Ne trouvant rien à répondre et déçu par l'attitude désobligeante de son ami, le moineau s'éloigna, en quête d'une oreille un peu plus attentive.

Un peu agacé, quant à lui, le pigeon s'envola d'un battement d'aile désordonné. « De quoi se plaint-il ? Marmonna-t-il en son bec, lui il peut se faufiler derrière les tuyaux et s'y désaltérer de la neige fondue, alors que moi j'ai les plumes déjà toutes sèches et je ne peux étancher ma soif ! »

Dans sa précipitation à s'éloigner de cet agaçant moineau, le pigeon ne vit pas son ami le corbeau arriver sur sa droite, et le heurta légèrement.

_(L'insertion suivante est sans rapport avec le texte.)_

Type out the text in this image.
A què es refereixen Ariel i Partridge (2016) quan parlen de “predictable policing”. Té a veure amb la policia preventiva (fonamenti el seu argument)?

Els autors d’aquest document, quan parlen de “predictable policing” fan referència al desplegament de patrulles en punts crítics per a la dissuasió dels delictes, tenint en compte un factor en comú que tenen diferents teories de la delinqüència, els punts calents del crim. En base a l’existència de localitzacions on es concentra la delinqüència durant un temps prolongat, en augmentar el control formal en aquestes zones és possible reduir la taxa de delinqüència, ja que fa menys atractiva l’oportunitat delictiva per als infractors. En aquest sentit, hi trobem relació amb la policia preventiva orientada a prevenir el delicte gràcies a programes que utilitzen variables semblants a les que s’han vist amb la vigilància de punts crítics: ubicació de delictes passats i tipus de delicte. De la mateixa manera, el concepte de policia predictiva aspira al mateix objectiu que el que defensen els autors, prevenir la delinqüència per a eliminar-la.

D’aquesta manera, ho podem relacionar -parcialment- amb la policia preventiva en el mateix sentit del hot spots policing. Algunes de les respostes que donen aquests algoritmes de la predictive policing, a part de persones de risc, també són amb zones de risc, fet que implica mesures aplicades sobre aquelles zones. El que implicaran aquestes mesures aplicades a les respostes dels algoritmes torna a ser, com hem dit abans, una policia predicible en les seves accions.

-         Eh ! Fais un peu attention ! Lui cria le corbeau.

-         Désolé, répondit le pigeon, tout penaud, j'étais dans la lune. C'est ce moineau aussi !

-         Quel moineau ?

-         Cet ami, tu sais, celui qui nous avait invités à la fête de l'épouvantail au printemps dernier…

-         Ah oui, je me souviens ! Sympa le type. On s'était drôlement marrés à cette fête ! Surtout pendant le jeu où il fallait tourner autour de l'épouvantail, tu te rappelles ? L'un d'entre nous était perché dessus et les autres tournaient autour en piaillant… Le fermier était fou ! Il a vidé trois cartouchières sans réussir à toucher un seul d'entre nous !

-         Ouai, c'était sympa.…

-         Bah alors, qu'est-ce qui se passe avec ce sympathique moineau ?

-         Il se passe qu'avec l'arrivée de l'hiver, il devient ennuyeux comme la pluie. Il se plaint tout le temps. « Et je ne trouve pas ceci, et je ne trouve pas cela… » Il m'énerve ! Qu'est-ce que je devrais dire moi, dans ma situation !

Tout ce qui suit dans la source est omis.